Gün gelir, yürekte hüzün de söner artık/ ne mutluluğun, ne acıların olduğu bir yerde/ düşler de, anımsayışlar da silinir gitgide/ kalır sadece, her şeyi bağışlatan bir uzaklık.

‘BEYAZDIR ÖLÜMÜN GÜNEŞLERİ’

Ne kadar üzüntülü geçiyor günler/ artık ne ateşler ısıtır beni/ ne güneşler yüzüme gülümser” diyen İsviçreli şair Hermann Hesse gibiyiz şimdi.

Beyazdır ölümün güneşleri/ çocuklarımızın saçları gibi” diyen Rumen şair Paul Celan’a benziyoruz ne zamandır.

Her insanın ölümü/ kim olursa olsun/ beni eksiltir/ çünkü ben insanlıkla iç içeyim/ bu yüzden asla sorma/ çanlar kimin için çalıyor diye/ çanlar senin için çalıyor” diyen İngiliz şair John Donne gibi söyleniyoruz kendi kendimize.

Ve Portekizli şair Egito Gonçalves gibi, sessizliğimizdeki yorgunluğumuzu anlatmaya çalışıyoruz insanlara:

Nasıl yorgunuz sessizlikte/ nasıl sessizlik yiyor, sessizlik içiyoruz/ nasıl yaralanıyoruz sessizlikte/ ve nasıl ölüyoruz. // Bu kentte direniş var/ bombaların yıktığı bu kentte/ su azalırken, yiyecek tükenirken/ öfke çoğalıyor, umut artıyor şimdi.

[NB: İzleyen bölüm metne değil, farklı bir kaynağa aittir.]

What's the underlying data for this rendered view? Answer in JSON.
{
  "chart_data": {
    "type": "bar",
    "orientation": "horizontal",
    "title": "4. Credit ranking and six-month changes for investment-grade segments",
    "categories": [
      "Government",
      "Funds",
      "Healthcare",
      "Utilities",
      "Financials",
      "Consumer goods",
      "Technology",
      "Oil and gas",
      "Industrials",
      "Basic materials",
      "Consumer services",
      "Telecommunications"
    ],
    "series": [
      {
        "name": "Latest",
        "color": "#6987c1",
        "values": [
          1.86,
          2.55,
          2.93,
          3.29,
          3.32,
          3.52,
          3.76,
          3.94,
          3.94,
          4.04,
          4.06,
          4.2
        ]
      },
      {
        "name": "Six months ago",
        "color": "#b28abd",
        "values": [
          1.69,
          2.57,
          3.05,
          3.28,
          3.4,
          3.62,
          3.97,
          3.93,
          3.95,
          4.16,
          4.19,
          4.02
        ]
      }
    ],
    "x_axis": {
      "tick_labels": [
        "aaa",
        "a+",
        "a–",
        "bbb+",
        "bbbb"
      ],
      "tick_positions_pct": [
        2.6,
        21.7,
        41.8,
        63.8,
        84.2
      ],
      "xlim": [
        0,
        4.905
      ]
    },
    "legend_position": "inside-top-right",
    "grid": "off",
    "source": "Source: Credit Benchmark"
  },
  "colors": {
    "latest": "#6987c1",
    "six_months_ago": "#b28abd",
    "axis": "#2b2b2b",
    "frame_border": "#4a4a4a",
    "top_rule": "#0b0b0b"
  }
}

‘BEKLE, KİMSELER BEKLEMEZKEN’

Covid-19 öldürüyor. Hem de hemen öldürüyor! Hiç ummadığımız bir anda yakalayıveriyor. Yatırıyor, götürüyor, yakınlarımızla bile vedalaştırmıyor. Mezarlar kazılıyor şehirlerde, kaderimiz orada yazılıyor ve biz ölüyoruz. Üstelik yaşamayı çok istediğimiz bir anda koparılıyoruz hayattan.

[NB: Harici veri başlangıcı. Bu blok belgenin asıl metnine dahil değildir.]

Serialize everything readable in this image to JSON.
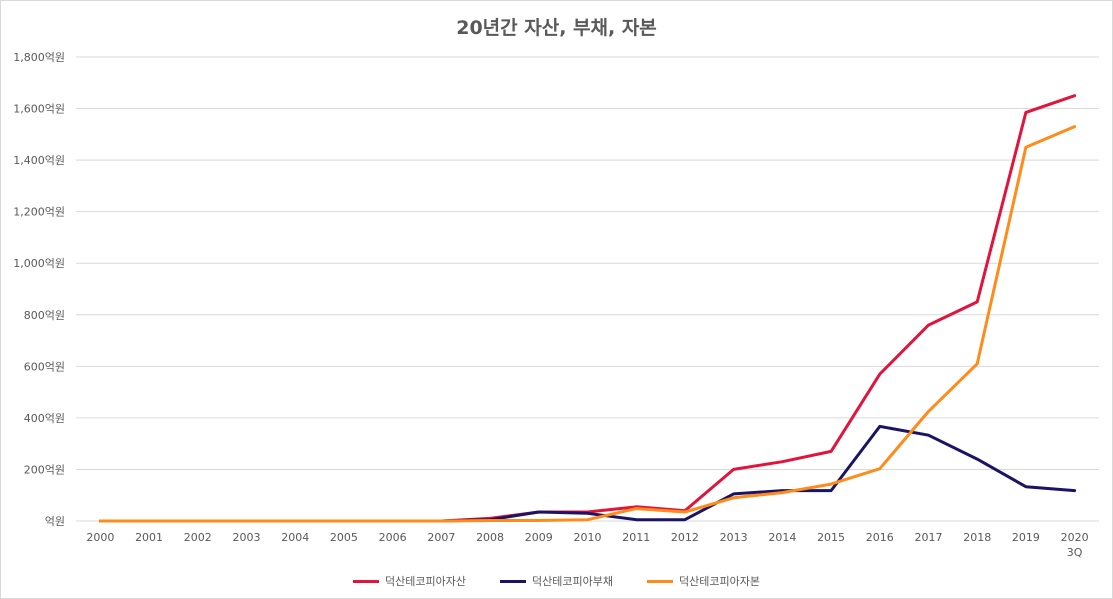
{
  "chart_data": {
    "type": "line",
    "title": "20년간 자산, 부채, 자본",
    "categories": [
      "2000",
      "2001",
      "2002",
      "2003",
      "2004",
      "2005",
      "2006",
      "2007",
      "2008",
      "2009",
      "2010",
      "2011",
      "2012",
      "2013",
      "2014",
      "2015",
      "2016",
      "2017",
      "2018",
      "2019",
      "2020 3Q"
    ],
    "x_tick_lines": [
      [
        "2000"
      ],
      [
        "2001"
      ],
      [
        "2002"
      ],
      [
        "2003"
      ],
      [
        "2004"
      ],
      [
        "2005"
      ],
      [
        "2006"
      ],
      [
        "2007"
      ],
      [
        "2008"
      ],
      [
        "2009"
      ],
      [
        "2010"
      ],
      [
        "2011"
      ],
      [
        "2012"
      ],
      [
        "2013"
      ],
      [
        "2014"
      ],
      [
        "2015"
      ],
      [
        "2016"
      ],
      [
        "2017"
      ],
      [
        "2018"
      ],
      [
        "2019"
      ],
      [
        "2020",
        "3Q"
      ]
    ],
    "y_ticks": [
      "억원",
      "200억원",
      "400억원",
      "600억원",
      "800억원",
      "1,000억원",
      "1,200억원",
      "1,400억원",
      "1,600억원",
      "1,800억원"
    ],
    "ylim": [
      0,
      1800
    ],
    "grid": true,
    "legend_position": "bottom",
    "series": [
      {
        "name": "덕산테코피아자산",
        "color": "#e0143c",
        "values": [
          0,
          0,
          0,
          0,
          0,
          0,
          0,
          0,
          10,
          35,
          35,
          55,
          40,
          200,
          230,
          270,
          570,
          760,
          850,
          1585,
          1650
        ]
      },
      {
        "name": "덕산테코피아부채",
        "color": "#1b1464",
        "values": [
          0,
          0,
          0,
          0,
          0,
          0,
          0,
          0,
          5,
          35,
          30,
          5,
          5,
          105,
          118,
          118,
          367,
          333,
          240,
          133,
          118
        ]
      },
      {
        "name": "덕산테코피아자본",
        "color": "#ff8c1a",
        "values": [
          0,
          0,
          0,
          0,
          0,
          0,
          0,
          0,
          2,
          2,
          5,
          48,
          35,
          90,
          110,
          143,
          203,
          425,
          610,
          1450,
          1530
        ]
      }
    ]
  }
}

Ama umutsuzluğa yer yok, tıpkı Rus şair Konstantin Simonov gibi, geçmesini bekliyoruz bugünlerin:

Bekle beni, döneceğim/ bütün gücünle bekle./ Bekle sarı yağmurlar/ hüzün getirdiğinde./ Bekle karda, tipide/ bekle bunaltırken sıcak/ bekle, kimseler beklemezken/ geçmişi unutarak./ Bekle, uzak yerlerden/ mektup gelmez olduğunda/ bekle, birlikte bekleyenler/ beklemekten usandığında.